The bulk density of the reinforced composites was assessed by weighing regular specimens in a microbalance (10⁻⁵ g precision) and measuring them with a calliper (0.01 mm resolution). The morphology of the reclaimed fibres was analysed by a fluorescence microscope LEICA DM 5000B (Leica Microsystems) at 40× magnification. Thermal conductivity of the composites was assessed by the transient plane source method, with a Thermal Constants Analyzer TPS 2500 S (Hot Disk), at 20 °C. The chemical identification of reclaimed fibres by FTIR was studied with an IRAffinity-1S, using a single-reflection diamond ATR accessory (Specac). Mechanical properties of the composites were evaluated through the uniaxial compression at 1 mm s⁻¹, in an Inspekt mini-series machine (Hegewald & Peschke). The microstructure of the composites was observed through an FE-SEM (Field Emission Scanning Electron Microscope) equipped with a Gemini II column (Zeiss, Merlin). The sound absorption coefficient (α) of the composites was determined by using a custom-built impedance tube equipped with a Microflown Technologies system coupled to a PU probe (sound pressure (P) and particle velocity (U)). The pore dimensions and specific surface areas were measured by nitrogen adsorption–desorption isotherms at 77 K using an ASAP 2000 (Micromeritics Instrument Corporation). The specific surface area was measured by the Brunauer–Emmett–Teller (BET) method, derived from the region of the adsorption isotherm that corresponds to the assumption that the adsorbate covers the external surface and the pore walls with a single layer of atoms [58]. The specific pore volume and average pore diameter were estimated according to the Barrett–Joyner–Halenda (BJH) method applied to the desorption isotherm at relative pressures > 0.35 [57]. Due to the limitations of the BJH technique, that neglects the micro- and most of macropores [57,61], the total pore volume and average pore size were also computed according to Equations (1) and (2), defended as a better approximation for the actual pore size reality [75]. $V_{\mathrm{pore}}$ is calculated from the aerogel bulk density and aerogel skeletal density; $D_{\mathrm{pore}}$ is then obtained with $V_{\mathrm{pore}}$ and using the result of the surface area computed by BET analysis.

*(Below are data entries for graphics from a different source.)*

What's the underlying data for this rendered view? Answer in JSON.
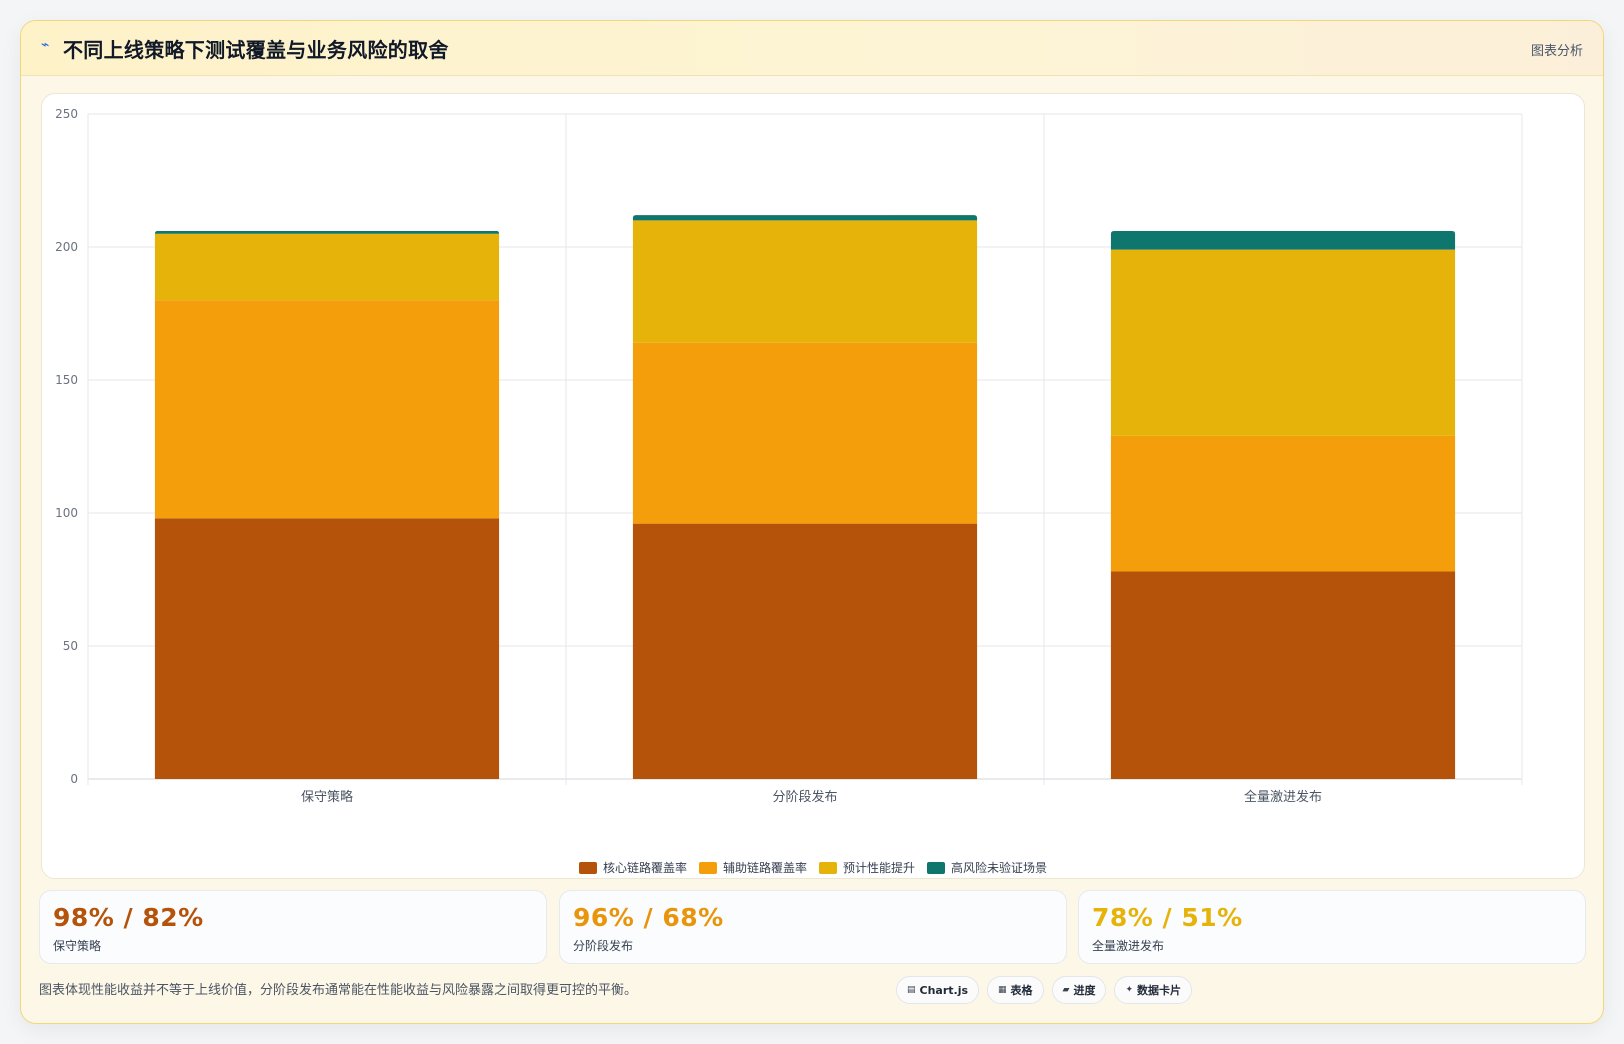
{
  "header": {
    "icon": "pulse-icon",
    "title": "不同上线策略下测试覆盖与业务风险的取舍",
    "tag": "图表分析"
  },
  "colors": {
    "core": "#b45309",
    "aux": "#f59e0b",
    "perf": "#e6b30a",
    "risk": "#0f766e"
  },
  "chart_data": {
    "type": "bar",
    "stacked": true,
    "categories": [
      "保守策略",
      "分阶段发布",
      "全量激进发布"
    ],
    "series": [
      {
        "name": "核心链路覆盖率",
        "values": [
          98,
          96,
          78
        ],
        "color": "#b45309"
      },
      {
        "name": "辅助链路覆盖率",
        "values": [
          82,
          68,
          51
        ],
        "color": "#f59e0b"
      },
      {
        "name": "预计性能提升",
        "values": [
          25,
          46,
          70
        ],
        "color": "#e6b30a"
      },
      {
        "name": "高风险未验证场景",
        "values": [
          1,
          2,
          7
        ],
        "color": "#0f766e"
      }
    ],
    "ylim": [
      0,
      250
    ],
    "yticks": [
      0,
      50,
      100,
      150,
      200,
      250
    ],
    "grid": true,
    "legend": "bottom"
  },
  "stats": [
    {
      "value": "98% / 82%",
      "label": "保守策略",
      "color": "#b45309"
    },
    {
      "value": "96% / 68%",
      "label": "分阶段发布",
      "color": "#e8950c"
    },
    {
      "value": "78% / 51%",
      "label": "全量激进发布",
      "color": "#e6b30a"
    }
  ],
  "footer": {
    "note": "图表体现性能收益并不等于上线价值，分阶段发布通常能在性能收益与风险暴露之间取得更可控的平衡。",
    "chips": [
      {
        "icon": "chart-icon",
        "glyph": "▤",
        "label": "Chart.js"
      },
      {
        "icon": "table-icon",
        "glyph": "▦",
        "label": "表格"
      },
      {
        "icon": "progress-icon",
        "glyph": "▰",
        "label": "进度"
      },
      {
        "icon": "card-icon",
        "glyph": "✦",
        "label": "数据卡片"
      }
    ]
  }
}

$$V_{\mathrm{pore}}=\frac{1}{{\rho }_{\mathrm{bulk}}}-\frac{1}{{\rho }_s}$$

(1)

$$D_{\mathrm{pore}}=\frac{4V_{\mathrm{pore}}}{A_{\mathrm{BET}}}$$

(2)

The porosity was computed according to Equation (3) by considering the previously determined bulk density (${\rho }_b$) and the measurement of skeletal density (${\rho }_s$), evaluated by a helium pycnometer AccuPyc 1330 (Micromeritics Instrument Corporation).

$$\mathrm{Porosity} \left(\%\right)=\left(1-\frac{{\rho }_b}{{\rho }_s}\right)\times 100$$

(3)

Prior to the above analyses, both for helium pycnometry and N₂ sorption isotherms, the specimens were degassed under a partial vacuum (~800 mbar) at 80 °C for 60 h in order to remove residual gases, moisture and other impurities [57].